In order to gain a fuller understanding of the organization, this reporter conducted an exclusive interview with Lorina Potter, the state representative for Restore The Fourth-Utah, who expounded upon their creative campaign to protest the attack on the Fourth Amendment by volunteering to clean up litter on a two-mile stretch of highway leading to the NSA’s Utah Data Center, which is also known as the Intelligence Community Comprehensive National Cybersecurity Initiative Data Center.

Ms. Potter, who is from Utah, explained that “most of us here didn’t even know what was being built,” and that the locals who live nearby the center “are very wary of even speaking because they’re literally in their backyard.”

AFP asked how the organization began.

“We had our Fourth of July rally in which we tried to use a vacant lot across the street from the gates of the NSA data center,” Ms. Potter began.” “No sooner did we start setting up then they came and told us we had to leave. So after this event we got together and had kind of a roundtable where we were putting out ideas of how could we combat the barriers that we were being given and how could we do it legally, but doing it so that we could call attention as to what this building is.”

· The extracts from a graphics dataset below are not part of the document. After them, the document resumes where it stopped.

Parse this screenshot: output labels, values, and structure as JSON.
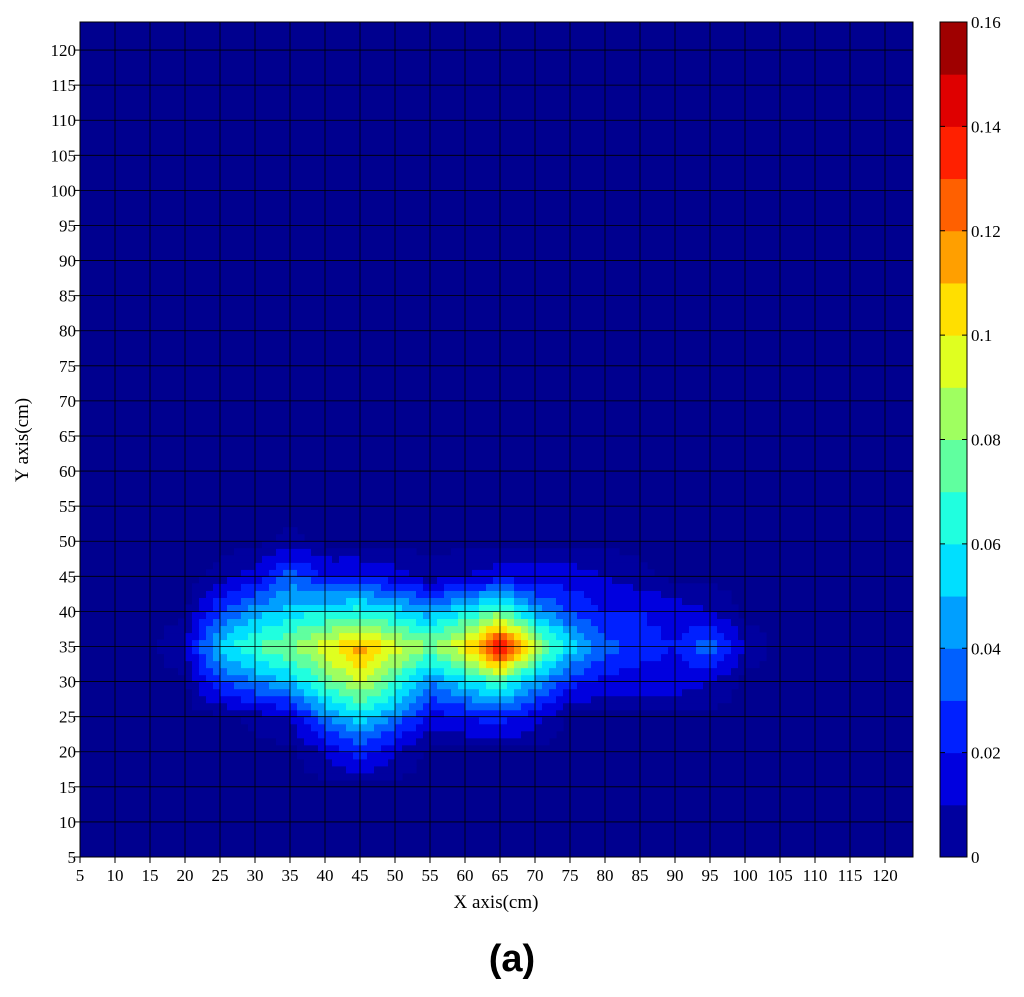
{
  "chart_data": {
    "type": "heatmap",
    "title": "",
    "xlabel": "X axis(cm)",
    "ylabel": "Y axis(cm)",
    "x_ticks": [
      "5",
      "10",
      "15",
      "20",
      "25",
      "30",
      "35",
      "40",
      "45",
      "50",
      "55",
      "60",
      "65",
      "70",
      "75",
      "80",
      "85",
      "90",
      "95",
      "100",
      "105",
      "110",
      "115",
      "120"
    ],
    "y_ticks": [
      "5",
      "10",
      "15",
      "20",
      "25",
      "30",
      "35",
      "40",
      "45",
      "50",
      "55",
      "60",
      "65",
      "70",
      "75",
      "80",
      "85",
      "90",
      "95",
      "100",
      "105",
      "110",
      "115",
      "120"
    ],
    "xlim": [
      5,
      124
    ],
    "ylim": [
      5,
      124
    ],
    "grid": true,
    "colormap": "jet",
    "colorbar": {
      "range": [
        0,
        0.16
      ],
      "ticks": [
        "0",
        "0.02",
        "0.04",
        "0.06",
        "0.08",
        "0.1",
        "0.12",
        "0.14",
        "0.16"
      ]
    },
    "grid_x": [
      5,
      10,
      15,
      20,
      25,
      30,
      35,
      40,
      45,
      50,
      55,
      60,
      65,
      70,
      75,
      80,
      85,
      90,
      95,
      100,
      105,
      110,
      115,
      120
    ],
    "grid_y": [
      5,
      10,
      15,
      20,
      25,
      30,
      35,
      40,
      45,
      50,
      55,
      60,
      65,
      70,
      75,
      80,
      85,
      90,
      95,
      100,
      105,
      110,
      115,
      120
    ],
    "nonzero_values": [
      {
        "x": 20,
        "y": 35,
        "v": 0.01
      },
      {
        "x": 25,
        "y": 30,
        "v": 0.03
      },
      {
        "x": 25,
        "y": 35,
        "v": 0.055
      },
      {
        "x": 25,
        "y": 40,
        "v": 0.03
      },
      {
        "x": 25,
        "y": 45,
        "v": 0.005
      },
      {
        "x": 30,
        "y": 25,
        "v": 0.005
      },
      {
        "x": 30,
        "y": 30,
        "v": 0.04
      },
      {
        "x": 30,
        "y": 35,
        "v": 0.07
      },
      {
        "x": 30,
        "y": 40,
        "v": 0.045
      },
      {
        "x": 30,
        "y": 45,
        "v": 0.015
      },
      {
        "x": 35,
        "y": 25,
        "v": 0.01
      },
      {
        "x": 35,
        "y": 30,
        "v": 0.05
      },
      {
        "x": 35,
        "y": 35,
        "v": 0.08
      },
      {
        "x": 35,
        "y": 40,
        "v": 0.055
      },
      {
        "x": 35,
        "y": 45,
        "v": 0.035
      },
      {
        "x": 35,
        "y": 50,
        "v": 0.005
      },
      {
        "x": 40,
        "y": 20,
        "v": 0.01
      },
      {
        "x": 40,
        "y": 25,
        "v": 0.04
      },
      {
        "x": 40,
        "y": 30,
        "v": 0.075
      },
      {
        "x": 40,
        "y": 35,
        "v": 0.095
      },
      {
        "x": 40,
        "y": 40,
        "v": 0.06
      },
      {
        "x": 40,
        "y": 45,
        "v": 0.02
      },
      {
        "x": 45,
        "y": 20,
        "v": 0.025
      },
      {
        "x": 45,
        "y": 25,
        "v": 0.055
      },
      {
        "x": 45,
        "y": 30,
        "v": 0.09
      },
      {
        "x": 45,
        "y": 35,
        "v": 0.115
      },
      {
        "x": 45,
        "y": 40,
        "v": 0.065
      },
      {
        "x": 45,
        "y": 45,
        "v": 0.02
      },
      {
        "x": 50,
        "y": 20,
        "v": 0.01
      },
      {
        "x": 50,
        "y": 25,
        "v": 0.04
      },
      {
        "x": 50,
        "y": 30,
        "v": 0.07
      },
      {
        "x": 50,
        "y": 35,
        "v": 0.095
      },
      {
        "x": 50,
        "y": 40,
        "v": 0.055
      },
      {
        "x": 50,
        "y": 45,
        "v": 0.015
      },
      {
        "x": 55,
        "y": 25,
        "v": 0.015
      },
      {
        "x": 55,
        "y": 30,
        "v": 0.04
      },
      {
        "x": 55,
        "y": 35,
        "v": 0.08
      },
      {
        "x": 55,
        "y": 40,
        "v": 0.045
      },
      {
        "x": 55,
        "y": 45,
        "v": 0.005
      },
      {
        "x": 60,
        "y": 25,
        "v": 0.02
      },
      {
        "x": 60,
        "y": 30,
        "v": 0.055
      },
      {
        "x": 60,
        "y": 35,
        "v": 0.1
      },
      {
        "x": 60,
        "y": 40,
        "v": 0.06
      },
      {
        "x": 60,
        "y": 45,
        "v": 0.01
      },
      {
        "x": 65,
        "y": 25,
        "v": 0.025
      },
      {
        "x": 65,
        "y": 30,
        "v": 0.07
      },
      {
        "x": 65,
        "y": 35,
        "v": 0.15
      },
      {
        "x": 65,
        "y": 40,
        "v": 0.075
      },
      {
        "x": 65,
        "y": 45,
        "v": 0.015
      },
      {
        "x": 70,
        "y": 25,
        "v": 0.015
      },
      {
        "x": 70,
        "y": 30,
        "v": 0.045
      },
      {
        "x": 70,
        "y": 35,
        "v": 0.09
      },
      {
        "x": 70,
        "y": 40,
        "v": 0.045
      },
      {
        "x": 70,
        "y": 45,
        "v": 0.015
      },
      {
        "x": 75,
        "y": 30,
        "v": 0.025
      },
      {
        "x": 75,
        "y": 35,
        "v": 0.055
      },
      {
        "x": 75,
        "y": 40,
        "v": 0.03
      },
      {
        "x": 75,
        "y": 45,
        "v": 0.015
      },
      {
        "x": 80,
        "y": 30,
        "v": 0.015
      },
      {
        "x": 80,
        "y": 35,
        "v": 0.035
      },
      {
        "x": 80,
        "y": 40,
        "v": 0.02
      },
      {
        "x": 80,
        "y": 45,
        "v": 0.01
      },
      {
        "x": 85,
        "y": 30,
        "v": 0.015
      },
      {
        "x": 85,
        "y": 35,
        "v": 0.025
      },
      {
        "x": 85,
        "y": 40,
        "v": 0.02
      },
      {
        "x": 85,
        "y": 45,
        "v": 0.005
      },
      {
        "x": 90,
        "y": 30,
        "v": 0.015
      },
      {
        "x": 90,
        "y": 35,
        "v": 0.02
      },
      {
        "x": 90,
        "y": 40,
        "v": 0.015
      },
      {
        "x": 95,
        "y": 30,
        "v": 0.01
      },
      {
        "x": 95,
        "y": 35,
        "v": 0.04
      },
      {
        "x": 95,
        "y": 40,
        "v": 0.01
      },
      {
        "x": 100,
        "y": 35,
        "v": 0.008
      }
    ],
    "panel_label": "(a)"
  }
}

Several ideas were proposed, and Ms. Potter’s won the day. The anti-NSA group decided they would apply to the Adopt-a-Highway program run by the state in order to get close to the spy center, where volunteers will carry picket signs as they pick up litter.




“Each of us was delegated or we chose what we wanted to go forward with,” she explained. “This is the initiative that I wanted to move forward with.”

AFP asked how far away from the domestic spying center is the particular section that was adopted.

“It’s right there at the NSA data center gates,” she stated. “We will have two signs out there that have the state “Adopt-a-Highway” sign, and then underneath it it’ll say our name.”

AFP asked if they were required to buy that stretch of highway.

“No, it’s a voluntary effort,” she said. “When you adopt the road, it is by volunteer effort, so there are no charges or costs associated with it except for your time.”

According to an article in The Salt Lake Tribune newspaper, “the agreement [with the Utah Department of Transportation] calls for Restore The Fourth-Utah to pick up garbage at least three times a year.”

“Yes, that is correct,” Ms. Potter confirmed. “And obviously that’s a minimum, the minimum effort required, and I hope to be out there doing it a lot more often than that. We go to their local office to pick up the vests and the trash bags. And we go through safety training to make sure our people are kept safe.”

AFP asked if it was a remote stretch of highway.

“There is quite a bit of traffic there,” she began. “It’s a divided highway with about four lanes wide. It’s a major thoroughfare and runs parallel to I-15, which is the main highway that stretches north-to-south in Utah. And so it’s kind of like an alternative to that highway route, and so it actually does get quite a bit of traffic.

AFP asked how far away the spy center is from civilization.

“It’s in the middle of it,” she said. “Next door to it is some farmland and just about down the road is a subdivision. When you’re looking at it from the highway you can see all sorts of subdivisions, and it sits up on a hill, so it’s right in the middle of a city, right in the middle of housing.”

Although Restore The Fourth does not yet accept donations, Ms. Potter explained what the organization is in need of.

“We need more volunteers across the country to start local chapters. You can find your local chapters right there on the website.”